PIKALIEVO, LE REVELATEUR
La division du travail ne garantit nullement l'efficacité de l'exécutif. Une crise a révélé les tares d'un système entier : Pikalievo. C'est le nom d'un village où a débuté un mouvement social qui fait trembler le pouvoir en juin 2009. Les salariés de trois usines ont bloqué une autoroute pour attirer l'attention sur leurs difficultés.
L'ambassade souligne, le 15 juin, qu' "aucune des institutions conçues pour protéger les intérêts des citoyens n'a fonctionné : syndicats, partis politiques, et même des institutions d'Etat comme le Service fédéral anti-monopoles". En cause aussi, les gouverneurs, qui sont "moins jugés sur leur efficacité comme leaders ou leur capacité à résoudre les problèmes locaux que par leur soutien résolu aux autorités centrales".
Pikalievo "a servi à confirmer les stéréotypes" sur MM. Poutine et Medvedev. "Medvedev est un homme de paroles, frayant avec les hommes d'affaires occidentaux" tandis que Poutine "est un homme d'action, réglant leurs comptes aux oligarques dans les provinces." D'action, ou d'images télévisées ? Dans une autre note, à la mi-novembre 2009, l'ambassade rappelle qu'en 2006, "au pic du contrôle de Poutine dans une économie en plein essor, la rumeur circulait dans l'administration présidentielle que jusqu'à 60% de ses ordres n'étaient pas exécutés."
UN ETAT ETOUFFANT
En avril 2007, l'ambassade dresse un bilan sévère du poids excessif de l'Etat dans l'économie. "Depuis 2004, le gouvernement a mis la main sur la plus grande affaire de titanium au monde, il a consolidé ses positions dans Gazprom, il a fusionné 10 sociétés d'aviation au sein d'un conglomérat d'Etat et pris des positions majoritaires dans d'autres sociétés. Non moins fascinant a été le mélange d'avidité, de politique et de business derrière l'expansion de l'Etat dans l'économie."

Cette intrusion ne va que dans un seul sens : pas question pour les grands hommes d'affaires de gêner le pouvoir central. Les poursuites engagées contre l'ancien patron du groupe pétrolier Ioukos, Mikhaïl Khodorkovski, déjà condamné à huit ans de prison, sonnent comme un avertissement. "Il est communément admis que Khodorkovski a violé les règles du jeu tacites : si vous ne vous mêlez pas de politique, vous pouvez vous remplir les poches autant que vous voulez ", résume l'ambassade, le 30 décembre 2009.
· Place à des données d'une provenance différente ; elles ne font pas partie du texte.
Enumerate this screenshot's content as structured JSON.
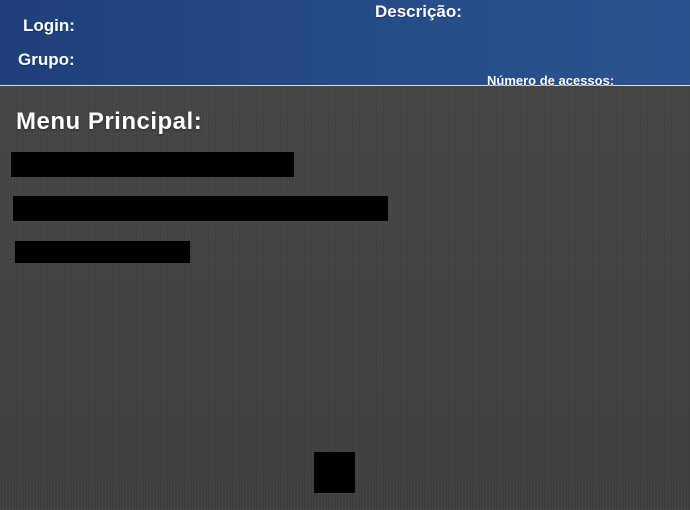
{
  "header": {
    "login_label": "Login:",
    "grupo_label": "Grupo:",
    "descricao_label": "Descrição:",
    "acessos_label": "Número de acessos:"
  },
  "menu": {
    "title": "Menu Principal:",
    "items_redacted": 3
  },
  "colors": {
    "header_bg": "#254b88",
    "body_bg": "#434343",
    "redaction": "#000000"
  }
}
L'Etat ne porte pas seul la responsabilité d'un système politique déficient. L'ambassade s'intéresse aussi aux carences de la société civile. Fin décembre 2006, les diplomates américains soulignent les faiblesses structurelles des ONG russes. La nouvelle génération d'activistes, rompus aux méthodes modernes, est trop famélique.
Les vétérans des droits de l'homme de l'époque soviétique "continuent de jouer un rôle leader disproportionné", note l'ambassade. Elle s'interroge aussi, le 1er avril 2009, sur le conservatisme des classes moyennes, "politiquement inertes", "formatées par une pensée hiérarchique" et "largement allergiques au risque". Cette tendance expliquerait le soutien dont bénéficierait le tandem Poutine-Medvedev.
UNE CORRUPTION SYSTEMIQUE

Une des plaies du système russe est la corruption. Le 19 novembre 2009, l'ambassade à Moscou explique qu'il existe "un consensus croissant parmi les analystes : même si l'élite au pouvoir voulait lutter contre la corruption, la crise économique a exacerbé" l'incapacité du pouvoir vertical à gérer ce phénomène. "Alors que la crise a réduit la taille du pot et que la rhétorique anti-corruption s'est accrue, certains Russes estiment qu'il vaut mieux prendre autant que possible tant qu'il est encore temps."
Un des nœuds de cette corruption se trouve là où sont concentrés 80% des investissements : dans la capitale. Le 12 février 2010, l'ambassade livre une analyse crue du fonctionnement de la mairie de Moscou, dirigée par Iouri Loujkov.
"Loujkov supervise un système dans lequel il semble que chacun ou presque à tous les niveaux est impliqué dans une forme de corruption ou d'activité criminelle. Le dilemme de Poutine et Medvedev est de décider quand Loujkov devient plus un risque qu'un atout." Sept mois plus tard, en septembre, Iouri Loujkov est débarqué.